I am finding increasingly as I get older (she says, from the ripe old age of 28) that what I believe is becoming less and less important. I don’t worry at all about whether other people are believing the right thing, whatever that is. My own belief has become less certain, and less defensive. I don’t know what I believe about all sorts of things, and that no longer seems to be a problem, except to other people. At the same time, my faith has become much surer. I can’t really describe it, except by saying that it’s a sense of being loved, in a very calm, sustaining kind of way.

Which is all very well, when my brain is working. Quite often it isn’t. I’ve had depression on and off for the past twelve years, I would guess. There are two things about this that are particularly relevant to this post. Firstly: when I am depressed I cannot remember how it feels to not be depressed. (Conversely, when I’m not depressed, I find it difficult to remember how awful being depressed is, but, because my brain is working better all round, I can – if I choose, which I usually don’t – describe it via imagination.) Secondly: when I am depressed I cannot feel love, either giving it or receiving it. I can have my best friend hugging me and feel about as much emotional response as a dustpan.

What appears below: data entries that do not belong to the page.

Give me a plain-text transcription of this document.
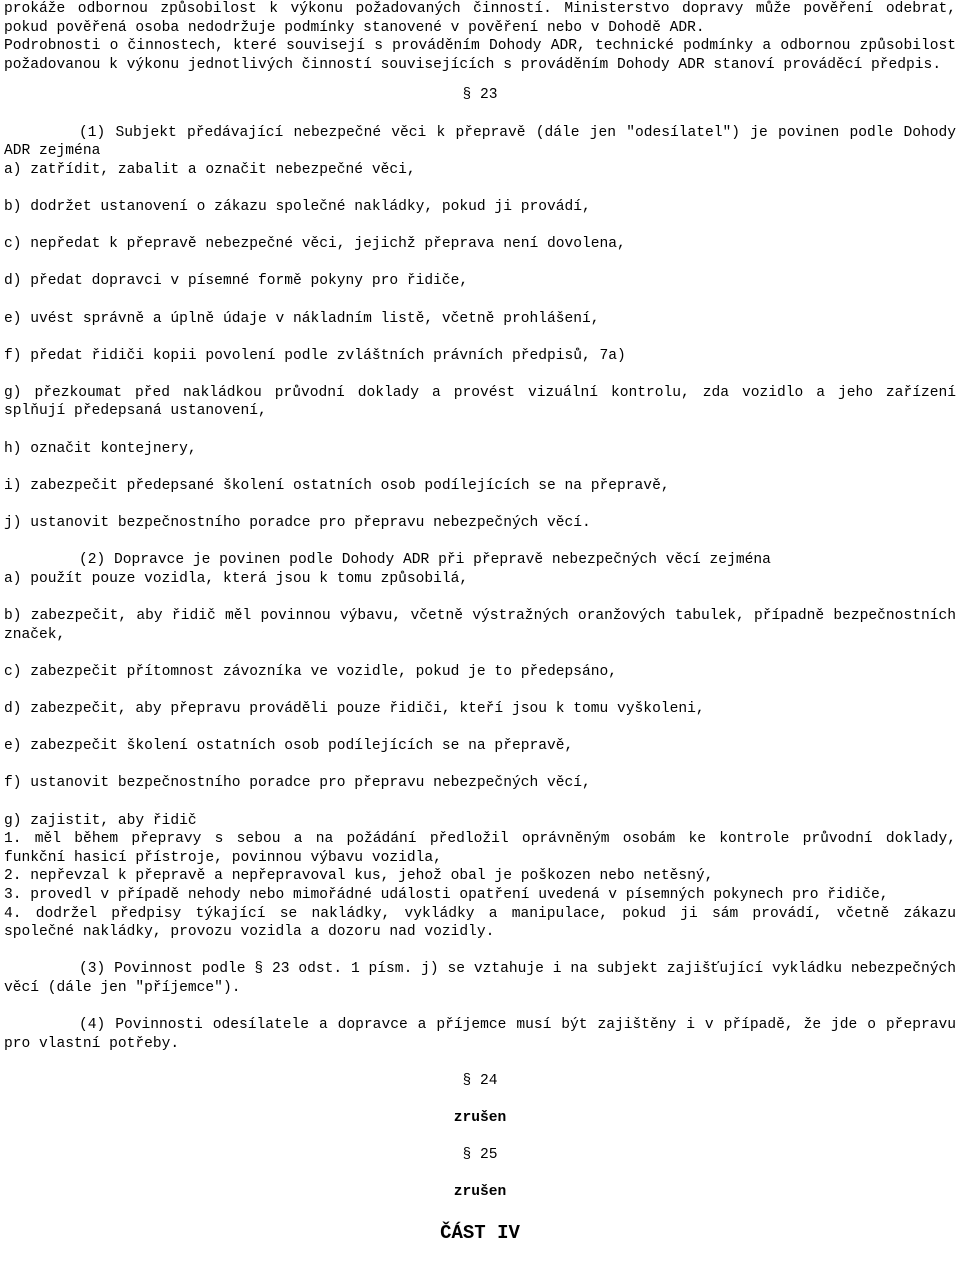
prokáže odbornou způsobilost k výkonu požadovaných činností. Ministerstvo dopravy může pověření odebrat, pokud pověřená osoba nedodržuje podmínky stanovené v pověření nebo v Dohodě ADR.

Podrobnosti o činnostech, které souvisejí s prováděním Dohody ADR, technické podmínky a odbornou způsobilost požadovanou k výkonu jednotlivých činností souvisejících s prováděním Dohody ADR stanoví prováděcí předpis.

§ 23

(1) Subjekt předávající nebezpečné věci k přepravě (dále jen "odesílatel") je povinen podle Dohody ADR zejména

a) zatřídit, zabalit a označit nebezpečné věci,

b) dodržet ustanovení o zákazu společné nakládky, pokud ji provádí,

c) nepředat k přepravě nebezpečné věci, jejichž přeprava není dovolena,

d) předat dopravci v písemné formě pokyny pro řidiče,

e) uvést správně a úplně údaje v nákladním listě, včetně prohlášení,

f) předat řidiči kopii povolení podle zvláštních právních předpisů, 7a)

g) přezkoumat před nakládkou průvodní doklady a provést vizuální kontrolu, zda vozidlo a jeho zařízení splňují předepsaná ustanovení,

h) označit kontejnery,

i) zabezpečit předepsané školení ostatních osob podílejících se na přepravě,

j) ustanovit bezpečnostního poradce pro přepravu nebezpečných věcí.

(2) Dopravce je povinen podle Dohody ADR při přepravě nebezpečných věcí zejména

a) použít pouze vozidla, která jsou k tomu způsobilá,

b) zabezpečit, aby řidič měl povinnou výbavu, včetně výstražných oranžových tabulek, případně bezpečnostních značek,

c) zabezpečit přítomnost závozníka ve vozidle, pokud je to předepsáno,

d) zabezpečit, aby přepravu prováděli pouze řidiči, kteří jsou k tomu vyškoleni,

e) zabezpečit školení ostatních osob podílejících se na přepravě,

f) ustanovit bezpečnostního poradce pro přepravu nebezpečných věcí,

g) zajistit, aby řidič

1. měl během přepravy s sebou a na požádání předložil oprávněným osobám ke kontrole průvodní doklady, funkční hasicí přístroje, povinnou výbavu vozidla,

2. nepřevzal k přepravě a nepřepravoval kus, jehož obal je poškozen nebo netěsný,

3. provedl v případě nehody nebo mimořádné události opatření uvedená v písemných pokynech pro řidiče,

4. dodržel předpisy týkající se nakládky, vykládky a manipulace, pokud ji sám provádí, včetně zákazu společné nakládky, provozu vozidla a dozoru nad vozidly.

(3) Povinnost podle § 23 odst. 1 písm. j) se vztahuje i na subjekt zajišťující vykládku nebezpečných věcí (dále jen "příjemce").

(4) Povinnosti odesílatele a dopravce a příjemce musí být zajištěny i v případě, že jde o přepravu pro vlastní potřeby.

§ 24

zrušen

§ 25

zrušen

ČÁST IV
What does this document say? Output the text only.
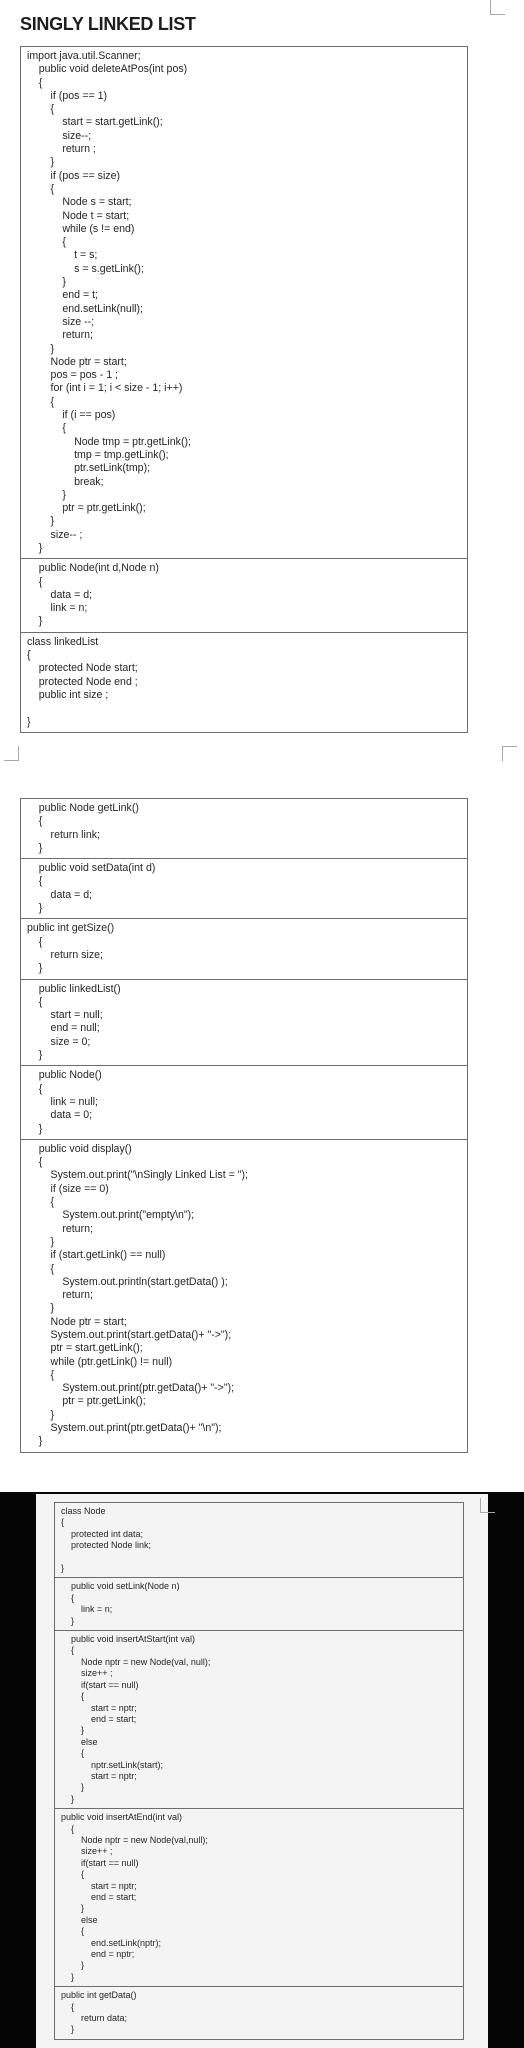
SINGLY LINKED LIST
import java.util.Scanner;
public void deleteAtPos(int pos)
{
if (pos == 1)
{
start = start.getLink();
size--;
return ;
}
if (pos == size)
{
Node s = start;
Node t = start;
while (s != end)
{
t = s;
s = s.getLink();
}
end = t;
end.setLink(null);
size --;
return;
}
Node ptr = start;
pos = pos - 1 ;
for (int i = 1; i < size - 1; i++)
{
if (i == pos)
{
Node tmp = ptr.getLink();
tmp = tmp.getLink();
ptr.setLink(tmp);
break;
}
ptr = ptr.getLink();
}
size-- ;
}
public Node(int d,Node n)
{
data = d;
link = n;
}
class linkedList
{
protected Node start;
protected Node end ;
public int size ;

}
public Node getLink()
{
return link;
}
public void setData(int d)
{
data = d;
}
public int getSize()
{
return size;
}
public linkedList()
{
start = null;
end = null;
size = 0;
}
public Node()
{
link = null;
data = 0;
}
public void display()
{
System.out.print("\nSingly Linked List = ");
if (size == 0)
{
System.out.print("empty\n");
return;
}
if (start.getLink() == null)
{
System.out.println(start.getData() );
return;
}
Node ptr = start;
System.out.print(start.getData()+ "->");
ptr = start.getLink();
while (ptr.getLink() != null)
{
System.out.print(ptr.getData()+ "->");
ptr = ptr.getLink();
}
System.out.print(ptr.getData()+ "\n");
}
class Node
{
protected int data;
protected Node link;

}
public void setLink(Node n)
{
link = n;
}
public void insertAtStart(int val)
{
Node nptr = new Node(val, null);
size++ ;
if(start == null)
{
start = nptr;
end = start;
}
else
{
nptr.setLink(start);
start = nptr;
}
}
public void insertAtEnd(int val)
{
Node nptr = new Node(val,null);
size++ ;
if(start == null)
{
start = nptr;
end = start;
}
else
{
end.setLink(nptr);
end = nptr;
}
}
public int getData()
{
return data;
}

This is where savoir and connaître come into it. In my head I know that my family love me, that my husband loves me, that my friends love me. Sometimes they tell me this using actual words. They mean those words. And in my head I know all that, and it means absolutely nothing. It doesn’t get any further. When my brain is working, on the other hand, it’s fine. It all gets through and I feel it deeply. I can quite often be in love with the entire universe for whole seconds at a time. (An interesting side-effect of this is that I now cry at pretty much anything. Tinny call-centre Vivaldi, for example. Also discovering that I have more and better friends than I thought I had, which has happened quite a lot over the past few months because of my brain not being so broken as usual.)

What I am driving at here is probably obvious: that a faith that manifests itself predominantly in a sense of love cannot make itself felt all the time, particularly when I can’t feel love all the time anyway. And I suppose the spaces between might well be called doubt. The thing is, though, that I know that the ones who love me don’t stop loving me just because I don’t have the capacity to experience it, any more than the sun stops burning when it’s behind a cloud. The same feels true of the Divine. Apart from anything else, that’s always the first thing to come back.

So: that’s me, and faith, and doubt. I hope… I don’t know what I hope. But there it is. Be gentle.